MentalShifting hormones can make those first few days home with baby full of ups-and-downs. You may find yourself crying at commercials on television - or maybe you are laughing and crying at the same time, but having no idea why you are doing either one. These normal swings are known as the baby blues. For some women they can start as soon as 24 hours after birth and can be expected to last about a week before they begin to taper off. Any mood swings or sadness that last longer than one to two weeks and is accompanied by more severe symptoms could be postpartum depression.

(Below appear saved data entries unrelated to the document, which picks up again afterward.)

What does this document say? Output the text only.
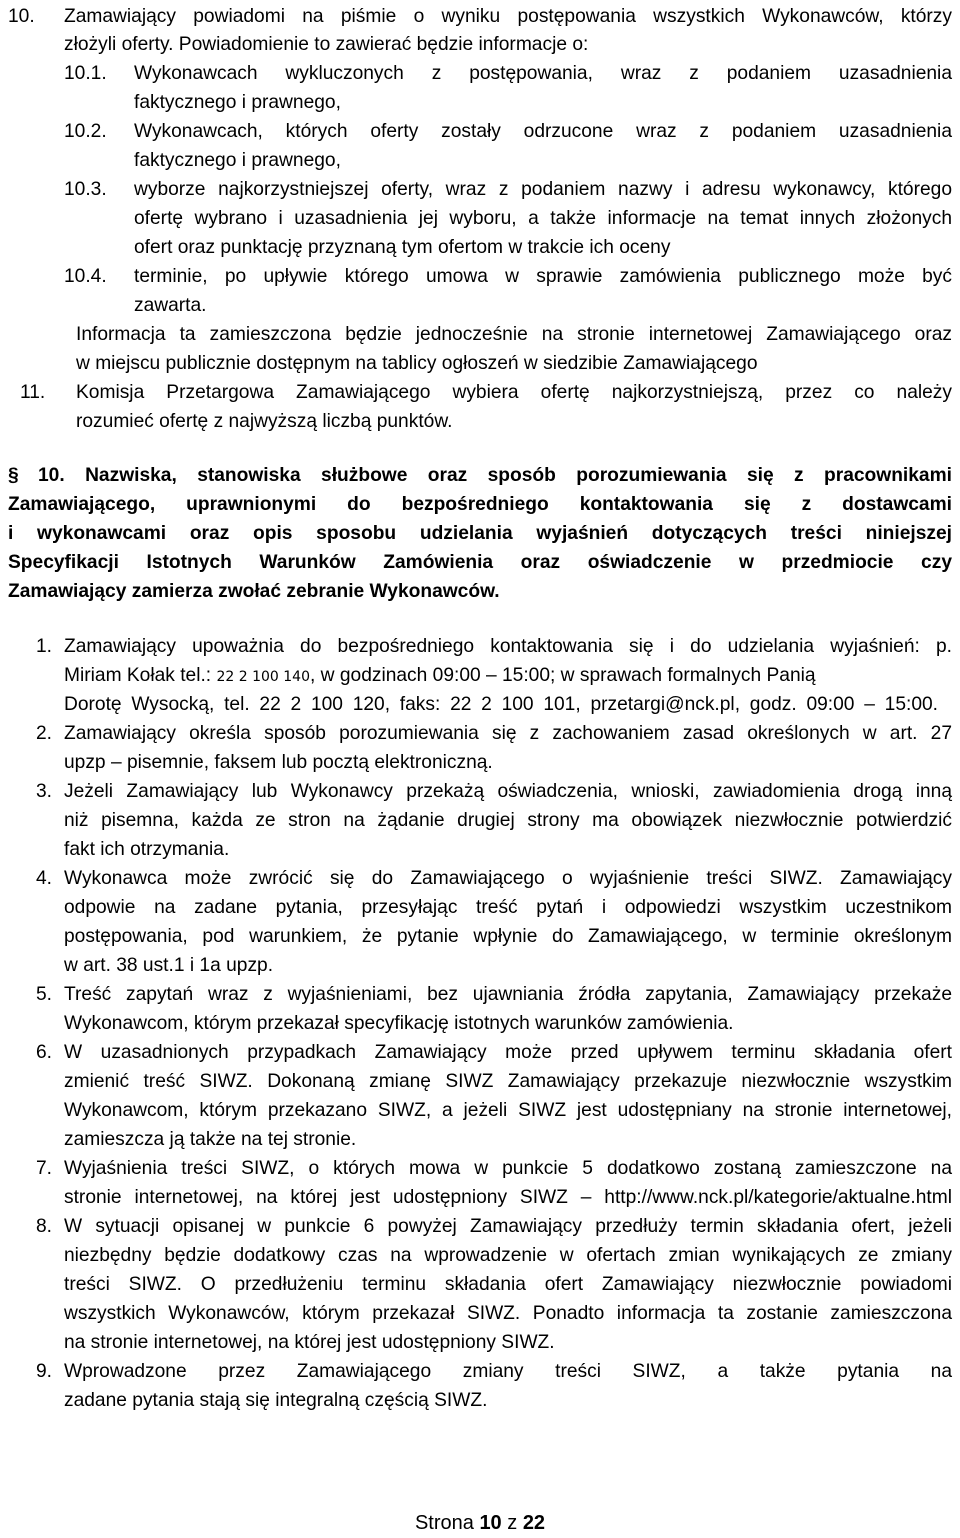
10. Zamawiający powiadomi na piśmie o wyniku postępowania wszystkich Wykonawców, którzy
złożyli oferty. Powiadomienie to zawierać będzie informacje o:
10.1. Wykonawcach wykluczonych z postępowania, wraz z podaniem uzasadnienia
faktycznego i prawnego,
10.2. Wykonawcach, których oferty zostały odrzucone wraz z podaniem uzasadnienia
faktycznego i prawnego,
10.3. wyborze najkorzystniejszej oferty, wraz z podaniem nazwy i adresu wykonawcy, którego
ofertę wybrano i uzasadnienia jej wyboru, a także informacje na temat innych złożonych
ofert oraz punktację przyznaną tym ofertom w trakcie ich oceny
10.4. terminie, po upływie którego umowa w sprawie zamówienia publicznego może być
zawarta.
Informacja ta zamieszczona będzie jednocześnie na stronie internetowej Zamawiającego oraz
w miejscu publicznie dostępnym na tablicy ogłoszeń w siedzibie Zamawiającego
11. Komisja Przetargowa Zamawiającego wybiera ofertę najkorzystniejszą, przez co należy
rozumieć ofertę z najwyższą liczbą punktów.
§ 10. Nazwiska, stanowiska służbowe oraz sposób porozumiewania się z pracownikami
Zamawiającego, uprawnionymi do bezpośredniego kontaktowania się z dostawcami
i wykonawcami oraz opis sposobu udzielania wyjaśnień dotyczących treści niniejszej
Specyfikacji Istotnych Warunków Zamówienia oraz oświadczenie w przedmiocie czy
Zamawiający zamierza zwołać zebranie Wykonawców.
1. Zamawiający upoważnia do bezpośredniego kontaktowania się i do udzielania wyjaśnień: p.
Miriam Kołak tel.: 22 2 100 140, w godzinach 09:00 – 15:00; w sprawach formalnych Panią
Dorotę Wysocką, tel. 22 2 100 120, faks: 22 2 100 101, przetargi@nck.pl, godz. 09:00 – 15:00.
2. Zamawiający określa sposób porozumiewania się z zachowaniem zasad określonych w art. 27
upzp – pisemnie, faksem lub pocztą elektroniczną.
3. Jeżeli Zamawiający lub Wykonawcy przekażą oświadczenia, wnioski, zawiadomienia drogą inną
niż pisemna, każda ze stron na żądanie drugiej strony ma obowiązek niezwłocznie potwierdzić
fakt ich otrzymania.
4. Wykonawca może zwrócić się do Zamawiającego o wyjaśnienie treści SIWZ. Zamawiający
odpowie na zadane pytania, przesyłając treść pytań i odpowiedzi wszystkim uczestnikom
postępowania, pod warunkiem, że pytanie wpłynie do Zamawiającego, w terminie określonym
w art. 38 ust.1 i 1a upzp.
5. Treść zapytań wraz z wyjaśnieniami, bez ujawniania źródła zapytania, Zamawiający przekaże
Wykonawcom, którym przekazał specyfikację istotnych warunków zamówienia.
6. W uzasadnionych przypadkach Zamawiający może przed upływem terminu składania ofert
zmienić treść SIWZ. Dokonaną zmianę SIWZ Zamawiający przekazuje niezwłocznie wszystkim
Wykonawcom, którym przekazano SIWZ, a jeżeli SIWZ jest udostępniany na stronie internetowej,
zamieszcza ją także na tej stronie.
7. Wyjaśnienia treści SIWZ, o których mowa w punkcie 5 dodatkowo zostaną zamieszczone na
stronie internetowej, na której jest udostępniony SIWZ – http://www.nck.pl/kategorie/aktualne.html
8. W sytuacji opisanej w punkcie 6 powyżej Zamawiający przedłuży termin składania ofert, jeżeli
niezbędny będzie dodatkowy czas na wprowadzenie w ofertach zmian wynikających ze zmiany
treści SIWZ. O przedłużeniu terminu składania ofert Zamawiający niezwłocznie powiadomi
wszystkich Wykonawców, którym przekazał SIWZ. Ponadto informacja ta zostanie zamieszczona
na stronie internetowej, na której jest udostępniony SIWZ.
9. Wprowadzone przez Zamawiającego zmiany treści SIWZ, a także pytania na
zadane pytania stają się integralną częścią SIWZ.
Strona 10 z 22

Postpartum depression affects approximately 25% of all women either mildly or with more serious symptoms. Women at the highest risk for developing postpartum depression can include moms without a good support system, women with financial struggles, or a history of depression in the past.
Symptoms of PPD include:
- Sleeping too much or too little
- Not wanting to care for your baby
- Crying uncontrollably for no reason
- Anxiety and nervousness
- Thoughts of hurting yourself or your baby
- Thoughts of worthlessness
Most cases of PPD respond quickly to antidepressant medications and after a short treatment, most moms are able to stop the medications without any further problems. If you have suffered from depression in a previous pregnancy there is a greater chance you may suffer from it with subsequent pregnancies. Just make sure to talk with your doctor and have a game plan in place so that you can be prepared should you need to face round two.
And above all - you must stay safe. If you have any thoughts of hurting yourself or your baby, find a trusted friend or health care provider that you can talk to. Being honest is the only way to get the help you need so you can focus on caring for your baby.
Welcoming a new baby to the family is a wonderful event. While there will be plenty of sleepless nights, lots of adjusting and maybe even a little bit of worry, these are the best days. Remember to take care of your family by first taking care of yourself.